Genomics England, in its statement, acknowledged The Cancer Genome Atlas (TCGA) as a resource that has served as a model for its new platform. TCGA, hosted by the US National Cancer Institute, provides access to data from 11,000 patients. Genomics England's resource will include data on about 16,000 cancer patients. It said it expects the first publication related to the use of its platform to be focused on brain cancer and published in 2023.
Established as a company in 2013, Genomics England led the 100,000 Genomes Project in partnership with the NHS, and the two have always been intrinsically linked. But Genomics England is now expanding its reach, aiming not only to work with the NHS to improve genomic testing in the UK and make health data more accessible to domestic researchers, but also to improve its research library and make it more useful for international research endeavors, according to CSO Matt Brown.
Brown said in a separate talk during the summit that Genomics England continued to be defined in some ways by when, and for what purpose, it was established. When it commenced operations, he noted, whole-genome sequencing was the technology of choice, and cancer and rare diseases were the priority research areas. While they will continue to be its main focus, Brown said Genomics England is also investing in bioinformatics development, functional genomics, and new sequencing methodologies.
Central to its activities is improving and diversifying its research library and environment by adding multimodal and multiomic data, "so that people can step between the proteome, the genome, and the transcriptome."
Brown also acknowledged that since Genomics England was set up to study the British population, its dataset is weighted toward white participants, who make up about 85 percent of the overall population, according to the 2020 UK census, while it underrepresents South Asian, East Asian, and African ancestries, which comprise sizable minorities in the UK.
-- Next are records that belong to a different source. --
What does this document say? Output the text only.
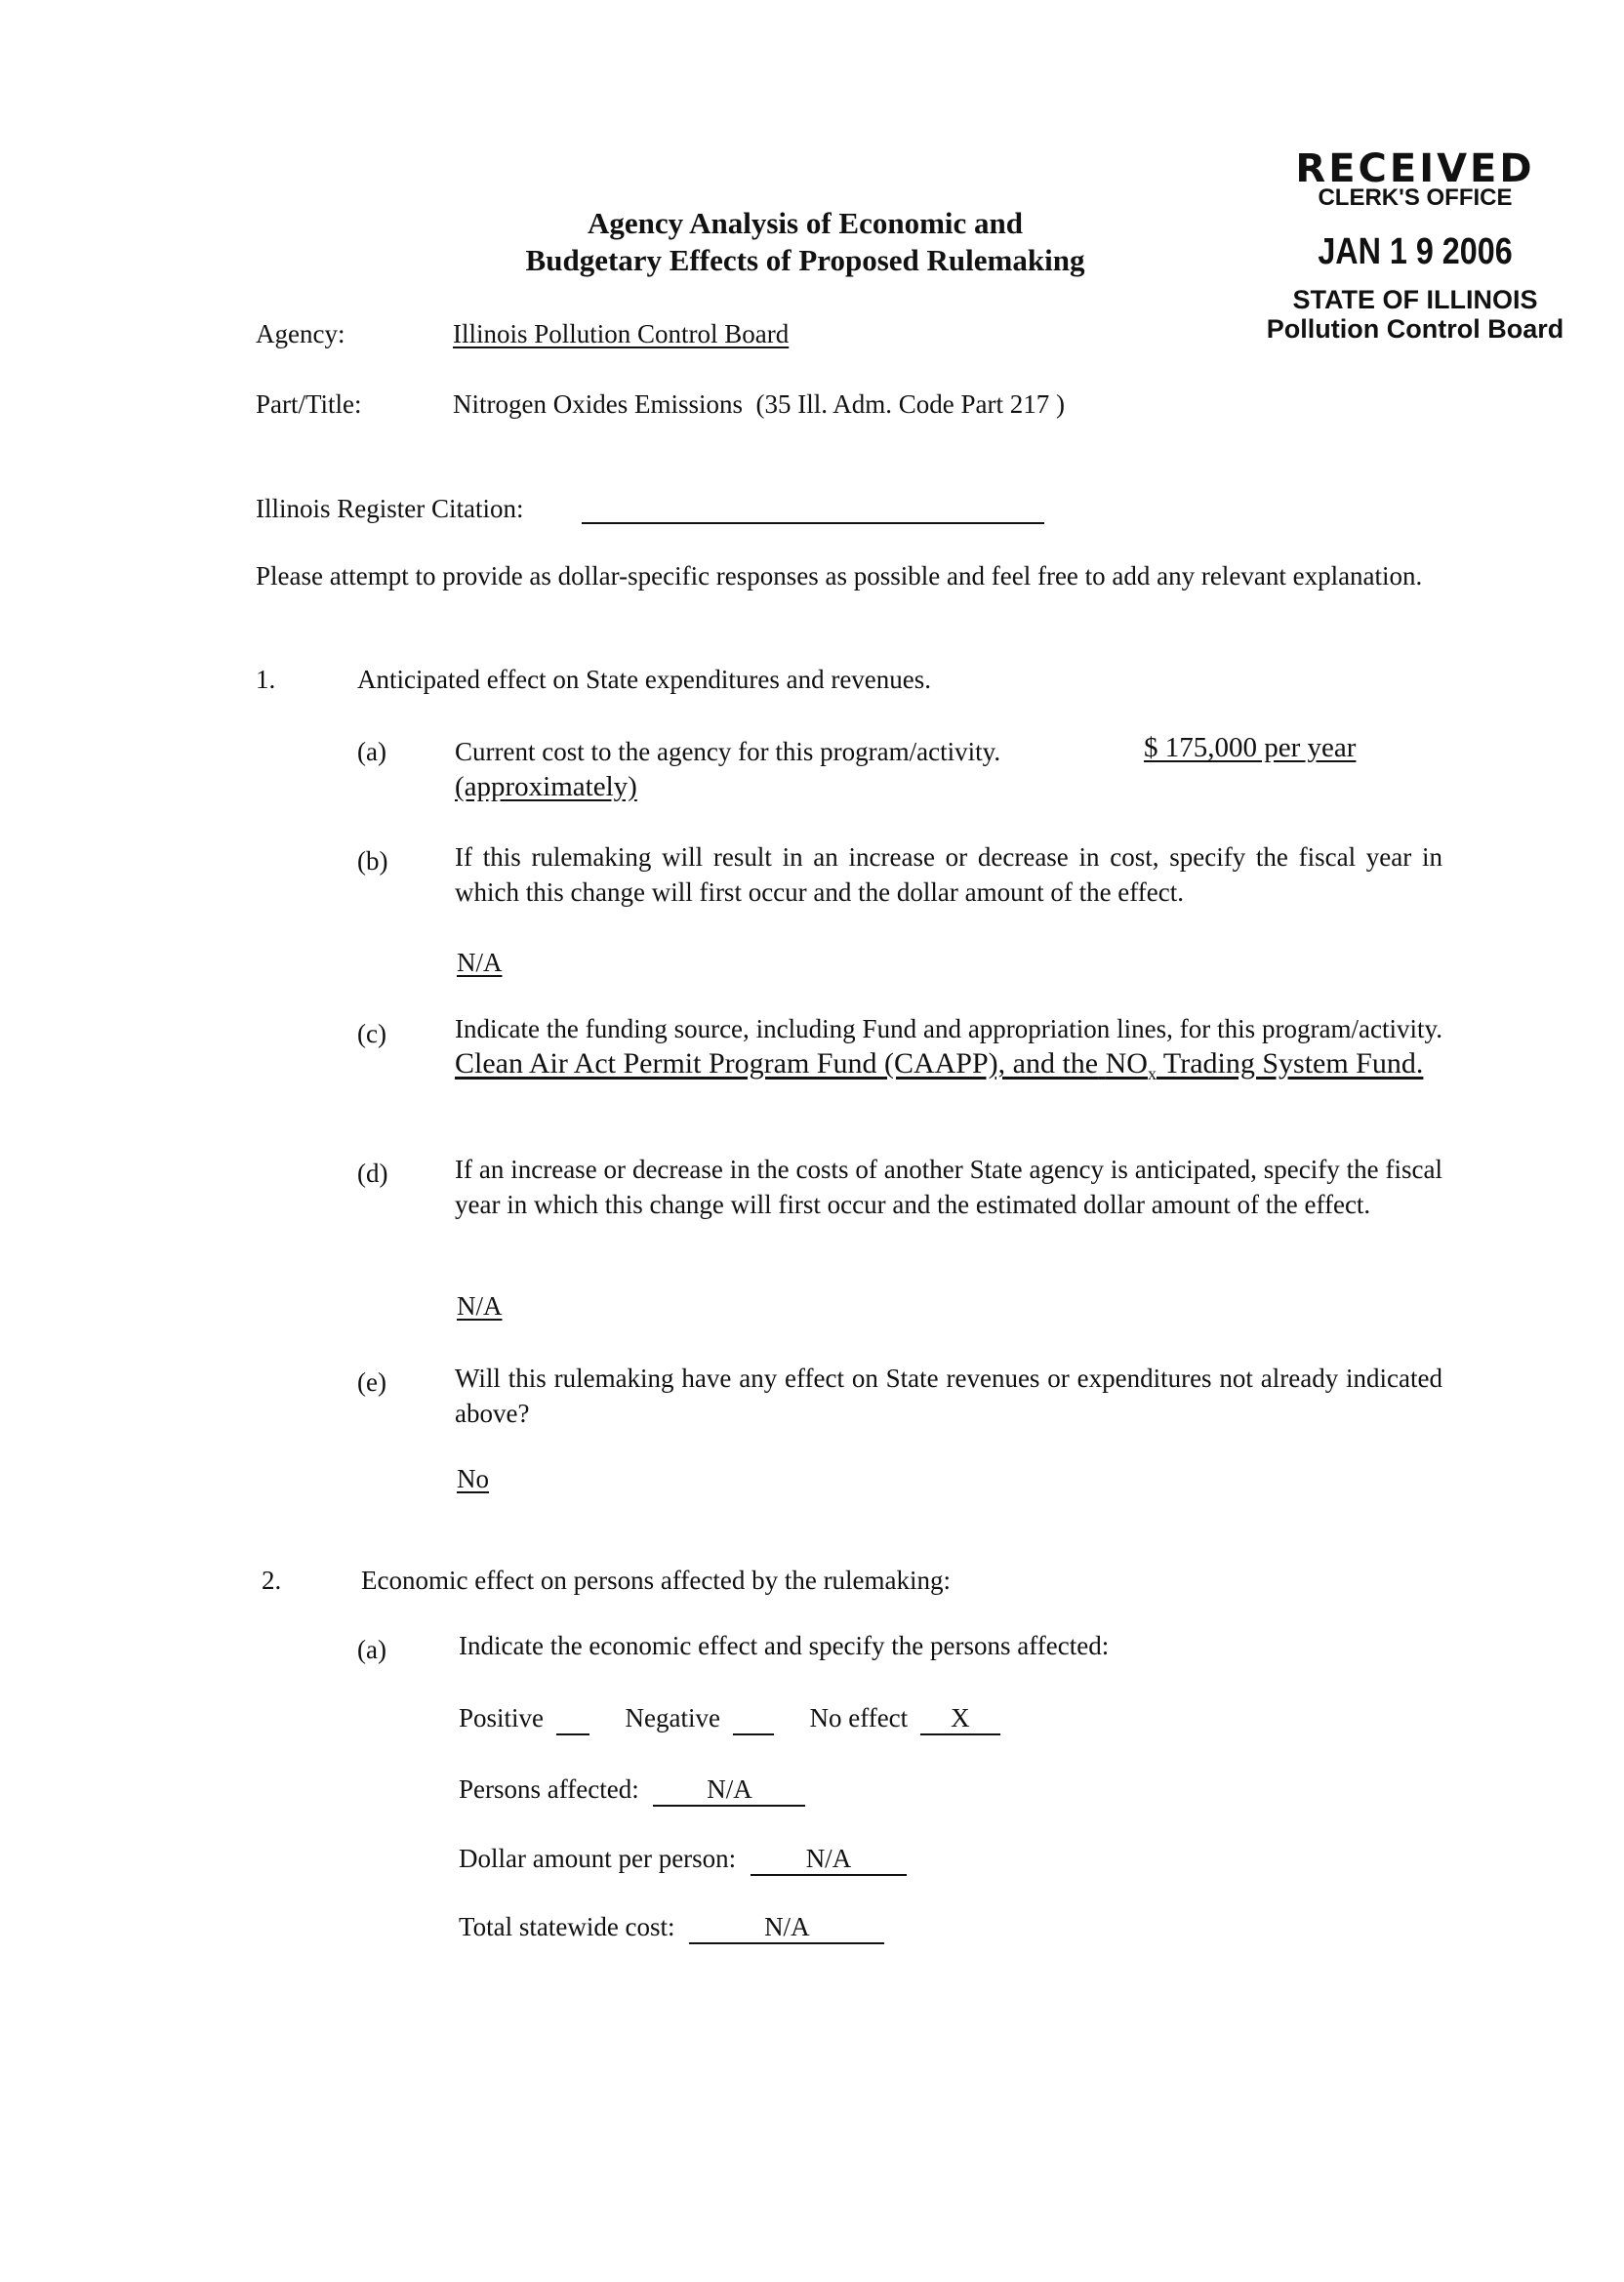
RECEIVED
CLERK'S OFFICE
JAN 1 9 2006
STATE OF ILLINOIS
Pollution Control Board
Agency Analysis of Economic and
Budgetary Effects of Proposed Rulemaking
Agency:	Illinois Pollution Control Board
Part/Title:	Nitrogen Oxides Emissions  (35 Ill. Adm. Code Part 217 )
Illinois Register Citation:
Please attempt to provide as dollar-specific responses as possible and feel free to add any relevant explanation.
1.	Anticipated effect on State expenditures and revenues.
(a)	Current cost to the agency for this program/activity.	$ 175,000 per year
(approximately)
(b)	If this rulemaking will result in an increase or decrease in cost, specify the fiscal year in which this change will first occur and the dollar amount of the effect.
N/A
(c)	Indicate the funding source, including Fund and appropriation lines, for this program/activity. Clean Air Act Permit Program Fund (CAAPP), and the $NO_x$ Trading System Fund.
(d)	If an increase or decrease in the costs of another State agency is anticipated, specify the fiscal year in which this change will first occur and the estimated dollar amount of the effect.
N/A
(e)	Will this rulemaking have any effect on State revenues or expenditures not already indicated above?
No
2.	Economic effect on persons affected by the rulemaking:
(a)	Indicate the economic effect and specify the persons affected:
Positive	Negative	No effect X
Persons affected:	N/A
Dollar amount per person:	N/A
Total statewide cost:	N/A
Genomics England is engaged in programs to make its dataset more diverse, though, he said, and will sequence about 25,000 people from underrepresented ancestries. The resulting dataset, he said, would also support research into common diseases.
Also, according to Brown, 94 percent of researchers who use the Genomics England research library and environment are based in the UK, a situation he believes needs to change. About 4,000 researchers are registered to use the resource worldwide.
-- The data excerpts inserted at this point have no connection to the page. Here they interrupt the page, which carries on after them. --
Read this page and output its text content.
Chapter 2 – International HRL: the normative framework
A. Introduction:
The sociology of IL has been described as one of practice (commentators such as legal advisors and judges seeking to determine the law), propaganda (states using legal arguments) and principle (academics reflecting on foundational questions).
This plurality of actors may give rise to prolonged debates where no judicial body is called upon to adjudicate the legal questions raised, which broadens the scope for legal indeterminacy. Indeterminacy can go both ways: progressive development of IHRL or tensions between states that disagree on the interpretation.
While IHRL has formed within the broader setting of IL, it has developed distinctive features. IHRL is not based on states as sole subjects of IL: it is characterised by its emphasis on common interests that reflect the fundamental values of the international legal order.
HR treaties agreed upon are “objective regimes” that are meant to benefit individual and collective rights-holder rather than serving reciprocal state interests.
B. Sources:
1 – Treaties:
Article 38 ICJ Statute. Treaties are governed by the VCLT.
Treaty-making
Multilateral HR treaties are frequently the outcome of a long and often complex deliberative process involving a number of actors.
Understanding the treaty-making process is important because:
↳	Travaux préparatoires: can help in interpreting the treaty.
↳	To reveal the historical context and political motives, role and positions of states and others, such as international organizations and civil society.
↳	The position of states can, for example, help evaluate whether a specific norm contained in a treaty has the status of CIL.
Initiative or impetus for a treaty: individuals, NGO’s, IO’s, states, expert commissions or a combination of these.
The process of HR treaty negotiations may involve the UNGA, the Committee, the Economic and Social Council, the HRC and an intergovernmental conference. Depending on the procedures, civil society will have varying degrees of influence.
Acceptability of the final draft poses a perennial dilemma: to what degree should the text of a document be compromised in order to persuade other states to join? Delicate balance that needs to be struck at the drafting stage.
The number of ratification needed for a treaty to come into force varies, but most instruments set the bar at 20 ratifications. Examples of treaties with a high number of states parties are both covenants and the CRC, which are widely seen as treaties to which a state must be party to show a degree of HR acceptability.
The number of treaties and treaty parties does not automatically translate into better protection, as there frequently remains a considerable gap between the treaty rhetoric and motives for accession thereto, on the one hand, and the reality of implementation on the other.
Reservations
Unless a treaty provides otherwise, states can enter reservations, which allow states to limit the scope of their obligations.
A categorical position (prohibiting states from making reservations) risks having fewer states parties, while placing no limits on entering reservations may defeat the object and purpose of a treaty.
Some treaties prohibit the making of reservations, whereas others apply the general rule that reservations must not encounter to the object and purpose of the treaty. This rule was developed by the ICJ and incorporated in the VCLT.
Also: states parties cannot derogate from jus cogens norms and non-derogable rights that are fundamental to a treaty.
"There is a large global research community that we are currently not partnering with," he said. Having a more diverse dataset that is better accessible and contains more multimodal and multiomic data could help to make the resource more easily accessible and useful for researchers worldwide. In Brown's words, all of these activities align with Genomics England's intent to become a "much more holistic and international personalized medicine organization."